④ The Plaintiff received the instant game site on January 10, 2006, and obtained the registration of distribution-related distributor from the head of ○○○ on January 25, 2006. Although it appears that the Plaintiff was able to operate the game site at least on January 25, 2006, the purchase volume of merchandise coupons at least 12,00 as the purchase volume of merchandise coupons around January 2006 is more easily than the purchase volume of merchandise coupons around February 2006.
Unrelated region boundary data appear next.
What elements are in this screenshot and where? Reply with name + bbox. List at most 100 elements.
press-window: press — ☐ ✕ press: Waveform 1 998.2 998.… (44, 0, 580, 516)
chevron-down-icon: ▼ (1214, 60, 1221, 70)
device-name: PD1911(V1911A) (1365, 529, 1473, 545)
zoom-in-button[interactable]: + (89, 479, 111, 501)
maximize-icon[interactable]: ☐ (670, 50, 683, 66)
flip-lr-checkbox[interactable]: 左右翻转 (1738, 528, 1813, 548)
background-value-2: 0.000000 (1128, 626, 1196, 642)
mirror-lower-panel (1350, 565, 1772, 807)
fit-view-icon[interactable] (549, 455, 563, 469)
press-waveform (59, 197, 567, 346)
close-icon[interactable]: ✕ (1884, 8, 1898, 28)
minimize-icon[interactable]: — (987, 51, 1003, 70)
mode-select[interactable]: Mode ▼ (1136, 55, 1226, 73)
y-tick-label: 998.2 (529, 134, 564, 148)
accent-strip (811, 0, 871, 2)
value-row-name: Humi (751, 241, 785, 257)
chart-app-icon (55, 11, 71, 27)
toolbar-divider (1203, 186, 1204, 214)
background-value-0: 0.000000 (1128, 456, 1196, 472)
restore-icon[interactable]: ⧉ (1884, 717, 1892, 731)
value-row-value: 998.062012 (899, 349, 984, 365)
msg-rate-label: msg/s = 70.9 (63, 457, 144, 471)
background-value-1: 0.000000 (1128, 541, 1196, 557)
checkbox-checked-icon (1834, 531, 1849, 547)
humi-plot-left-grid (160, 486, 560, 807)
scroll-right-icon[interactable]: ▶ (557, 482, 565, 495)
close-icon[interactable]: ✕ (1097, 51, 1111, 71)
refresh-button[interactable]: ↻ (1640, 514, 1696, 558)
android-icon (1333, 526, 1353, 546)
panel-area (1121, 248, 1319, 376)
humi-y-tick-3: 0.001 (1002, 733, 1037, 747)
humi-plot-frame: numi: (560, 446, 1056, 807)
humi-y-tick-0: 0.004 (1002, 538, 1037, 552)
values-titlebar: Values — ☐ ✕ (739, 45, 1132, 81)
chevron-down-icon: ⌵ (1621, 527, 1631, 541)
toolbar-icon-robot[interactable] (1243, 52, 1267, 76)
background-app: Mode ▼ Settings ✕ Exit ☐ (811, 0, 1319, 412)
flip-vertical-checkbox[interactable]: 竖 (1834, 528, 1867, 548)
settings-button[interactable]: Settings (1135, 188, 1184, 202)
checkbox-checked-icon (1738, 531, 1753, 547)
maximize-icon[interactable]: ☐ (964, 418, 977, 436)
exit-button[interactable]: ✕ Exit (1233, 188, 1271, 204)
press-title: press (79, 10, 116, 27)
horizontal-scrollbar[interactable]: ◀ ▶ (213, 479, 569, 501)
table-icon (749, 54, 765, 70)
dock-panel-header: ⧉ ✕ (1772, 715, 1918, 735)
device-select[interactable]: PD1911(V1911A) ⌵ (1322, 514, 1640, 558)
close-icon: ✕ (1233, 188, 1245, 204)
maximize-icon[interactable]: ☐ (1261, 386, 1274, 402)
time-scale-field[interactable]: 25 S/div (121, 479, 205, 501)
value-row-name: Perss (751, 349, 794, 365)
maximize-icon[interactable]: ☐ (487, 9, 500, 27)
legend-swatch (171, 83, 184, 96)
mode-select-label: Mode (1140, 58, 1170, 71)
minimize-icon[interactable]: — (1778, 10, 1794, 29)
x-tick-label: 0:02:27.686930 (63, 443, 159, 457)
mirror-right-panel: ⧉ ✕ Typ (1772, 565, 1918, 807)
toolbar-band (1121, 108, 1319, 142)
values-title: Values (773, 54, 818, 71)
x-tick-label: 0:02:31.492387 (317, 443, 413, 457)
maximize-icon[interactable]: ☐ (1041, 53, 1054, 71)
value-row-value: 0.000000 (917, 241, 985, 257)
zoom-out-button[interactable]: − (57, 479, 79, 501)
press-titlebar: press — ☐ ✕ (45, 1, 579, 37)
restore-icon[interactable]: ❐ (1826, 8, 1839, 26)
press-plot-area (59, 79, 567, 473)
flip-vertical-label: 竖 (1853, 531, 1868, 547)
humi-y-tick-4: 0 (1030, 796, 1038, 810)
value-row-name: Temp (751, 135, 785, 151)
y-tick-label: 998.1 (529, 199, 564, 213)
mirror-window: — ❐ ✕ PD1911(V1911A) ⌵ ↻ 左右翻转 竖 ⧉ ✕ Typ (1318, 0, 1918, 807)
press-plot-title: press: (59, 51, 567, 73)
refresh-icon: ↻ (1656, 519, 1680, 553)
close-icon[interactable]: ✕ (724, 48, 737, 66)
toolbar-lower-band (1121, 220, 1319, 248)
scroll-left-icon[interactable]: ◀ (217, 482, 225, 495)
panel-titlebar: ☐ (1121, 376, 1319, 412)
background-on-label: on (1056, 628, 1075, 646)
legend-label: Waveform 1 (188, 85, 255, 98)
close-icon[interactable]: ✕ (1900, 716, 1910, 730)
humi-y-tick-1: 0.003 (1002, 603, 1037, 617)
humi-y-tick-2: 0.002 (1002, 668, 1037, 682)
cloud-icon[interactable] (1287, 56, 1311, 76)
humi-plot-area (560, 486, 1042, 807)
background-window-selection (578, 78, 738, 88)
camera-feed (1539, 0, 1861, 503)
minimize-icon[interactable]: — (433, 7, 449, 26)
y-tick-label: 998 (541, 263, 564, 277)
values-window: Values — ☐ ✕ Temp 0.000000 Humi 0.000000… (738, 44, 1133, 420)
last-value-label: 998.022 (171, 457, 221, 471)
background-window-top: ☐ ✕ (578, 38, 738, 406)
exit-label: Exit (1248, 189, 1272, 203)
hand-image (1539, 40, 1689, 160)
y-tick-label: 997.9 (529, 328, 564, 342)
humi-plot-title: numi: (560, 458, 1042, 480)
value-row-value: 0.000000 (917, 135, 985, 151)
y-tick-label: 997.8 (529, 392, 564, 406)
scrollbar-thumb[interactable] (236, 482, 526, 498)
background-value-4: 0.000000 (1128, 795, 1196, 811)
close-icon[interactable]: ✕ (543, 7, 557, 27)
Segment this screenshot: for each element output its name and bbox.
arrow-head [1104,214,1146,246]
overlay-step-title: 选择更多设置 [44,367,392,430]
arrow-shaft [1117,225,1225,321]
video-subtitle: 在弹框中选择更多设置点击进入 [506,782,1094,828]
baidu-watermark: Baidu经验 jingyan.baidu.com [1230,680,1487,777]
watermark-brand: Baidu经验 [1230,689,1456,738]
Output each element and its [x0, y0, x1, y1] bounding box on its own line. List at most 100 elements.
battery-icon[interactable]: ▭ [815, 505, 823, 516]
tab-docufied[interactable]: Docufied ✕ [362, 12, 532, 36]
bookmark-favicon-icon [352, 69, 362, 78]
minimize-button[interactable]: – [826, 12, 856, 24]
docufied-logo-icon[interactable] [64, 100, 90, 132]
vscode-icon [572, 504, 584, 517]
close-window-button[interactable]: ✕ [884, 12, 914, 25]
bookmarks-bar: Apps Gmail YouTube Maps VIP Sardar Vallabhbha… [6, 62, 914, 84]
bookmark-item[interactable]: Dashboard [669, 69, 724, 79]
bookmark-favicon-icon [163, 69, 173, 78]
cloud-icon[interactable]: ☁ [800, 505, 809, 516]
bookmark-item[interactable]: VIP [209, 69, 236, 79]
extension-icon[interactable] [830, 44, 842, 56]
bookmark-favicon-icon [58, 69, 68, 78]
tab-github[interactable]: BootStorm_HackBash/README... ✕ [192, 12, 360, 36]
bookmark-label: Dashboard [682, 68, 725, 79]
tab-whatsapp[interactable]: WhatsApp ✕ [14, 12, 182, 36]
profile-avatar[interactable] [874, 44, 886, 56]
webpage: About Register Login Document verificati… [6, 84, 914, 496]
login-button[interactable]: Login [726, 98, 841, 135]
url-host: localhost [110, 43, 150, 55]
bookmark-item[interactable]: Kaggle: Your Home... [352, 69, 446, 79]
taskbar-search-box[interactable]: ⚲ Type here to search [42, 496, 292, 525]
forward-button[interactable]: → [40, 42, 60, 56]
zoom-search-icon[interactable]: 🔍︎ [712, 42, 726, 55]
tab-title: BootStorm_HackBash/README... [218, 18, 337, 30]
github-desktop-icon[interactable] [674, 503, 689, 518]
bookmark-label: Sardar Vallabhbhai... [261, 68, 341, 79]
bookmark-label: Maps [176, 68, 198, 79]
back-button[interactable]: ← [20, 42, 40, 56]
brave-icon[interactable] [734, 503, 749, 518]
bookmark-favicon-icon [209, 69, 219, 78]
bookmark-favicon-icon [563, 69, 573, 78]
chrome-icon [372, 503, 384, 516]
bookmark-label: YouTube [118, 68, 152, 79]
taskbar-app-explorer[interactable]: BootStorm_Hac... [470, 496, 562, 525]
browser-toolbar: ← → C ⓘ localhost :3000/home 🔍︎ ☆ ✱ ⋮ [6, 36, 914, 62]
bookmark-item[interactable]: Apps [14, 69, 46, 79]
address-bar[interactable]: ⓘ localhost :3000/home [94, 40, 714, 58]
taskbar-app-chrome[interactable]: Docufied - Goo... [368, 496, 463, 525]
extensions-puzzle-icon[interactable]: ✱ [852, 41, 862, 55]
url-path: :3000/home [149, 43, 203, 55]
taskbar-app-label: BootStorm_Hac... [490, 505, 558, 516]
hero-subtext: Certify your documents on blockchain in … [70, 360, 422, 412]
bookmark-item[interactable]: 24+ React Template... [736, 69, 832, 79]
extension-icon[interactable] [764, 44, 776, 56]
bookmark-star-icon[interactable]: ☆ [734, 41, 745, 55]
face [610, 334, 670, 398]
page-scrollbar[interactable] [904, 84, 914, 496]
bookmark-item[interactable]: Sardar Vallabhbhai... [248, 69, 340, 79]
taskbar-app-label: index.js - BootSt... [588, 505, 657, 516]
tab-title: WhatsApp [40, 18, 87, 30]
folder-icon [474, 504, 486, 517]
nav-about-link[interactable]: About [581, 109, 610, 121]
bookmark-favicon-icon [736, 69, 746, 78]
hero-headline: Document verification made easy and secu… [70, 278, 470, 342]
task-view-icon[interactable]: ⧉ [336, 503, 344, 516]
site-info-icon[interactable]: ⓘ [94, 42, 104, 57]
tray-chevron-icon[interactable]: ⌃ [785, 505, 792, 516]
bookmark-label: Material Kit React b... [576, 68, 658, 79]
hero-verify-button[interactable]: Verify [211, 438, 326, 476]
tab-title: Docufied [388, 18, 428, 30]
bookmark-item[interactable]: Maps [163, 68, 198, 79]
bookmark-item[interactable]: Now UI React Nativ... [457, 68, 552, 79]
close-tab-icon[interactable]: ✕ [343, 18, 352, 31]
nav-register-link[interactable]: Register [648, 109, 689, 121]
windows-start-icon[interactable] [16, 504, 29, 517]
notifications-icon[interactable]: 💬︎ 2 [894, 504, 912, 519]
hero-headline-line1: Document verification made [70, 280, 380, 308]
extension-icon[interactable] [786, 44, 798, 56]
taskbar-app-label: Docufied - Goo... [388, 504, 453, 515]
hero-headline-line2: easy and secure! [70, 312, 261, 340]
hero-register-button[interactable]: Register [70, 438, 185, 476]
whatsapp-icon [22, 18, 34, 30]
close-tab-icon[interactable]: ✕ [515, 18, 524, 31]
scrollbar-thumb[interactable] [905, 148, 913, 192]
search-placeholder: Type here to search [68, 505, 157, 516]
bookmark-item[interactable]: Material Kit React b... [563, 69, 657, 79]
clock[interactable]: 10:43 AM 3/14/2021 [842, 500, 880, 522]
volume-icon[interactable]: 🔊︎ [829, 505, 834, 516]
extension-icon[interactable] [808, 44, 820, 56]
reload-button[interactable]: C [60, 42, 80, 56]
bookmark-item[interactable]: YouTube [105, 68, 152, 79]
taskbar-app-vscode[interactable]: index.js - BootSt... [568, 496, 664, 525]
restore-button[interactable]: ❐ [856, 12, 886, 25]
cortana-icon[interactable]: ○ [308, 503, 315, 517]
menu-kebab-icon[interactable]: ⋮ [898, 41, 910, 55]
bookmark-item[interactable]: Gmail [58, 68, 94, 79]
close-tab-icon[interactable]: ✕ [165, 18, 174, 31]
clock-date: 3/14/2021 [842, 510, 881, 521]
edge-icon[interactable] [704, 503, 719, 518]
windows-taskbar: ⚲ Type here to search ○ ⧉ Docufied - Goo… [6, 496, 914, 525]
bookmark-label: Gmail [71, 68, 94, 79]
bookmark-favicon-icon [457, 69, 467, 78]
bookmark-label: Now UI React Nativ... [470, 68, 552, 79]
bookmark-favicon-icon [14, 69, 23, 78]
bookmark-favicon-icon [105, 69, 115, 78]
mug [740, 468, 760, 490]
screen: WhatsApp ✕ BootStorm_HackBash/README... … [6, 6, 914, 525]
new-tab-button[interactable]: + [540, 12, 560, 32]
⑤ From March 1, 2006 to March 1, 2007, the plaintiff registered a business operator with respect to the game of this case, and closed the business from March 1, 2006 to December 2006. In light of the fact that although the sales of gift certificates was reported on continuous sales of gift certificates, the sales of gift certificates (certificate No. 2) can only be reported on the sales of gift certificates from January 2006 to March 2006. The plaintiff purchased gift certificates after April 1, 2006 without reporting the sales of gift certificates to the designation authority, including the △ Development Institute, as well as the fact that the plaintiff did not report the sales of gift certificates sales of gift certificates to the designation authority, it is insufficient to recognize the accuracy of the sales of gift certificates (certificate No. 2).
3.In conclusion
If so, the plaintiff's claim of this case is reasonable and acceptable.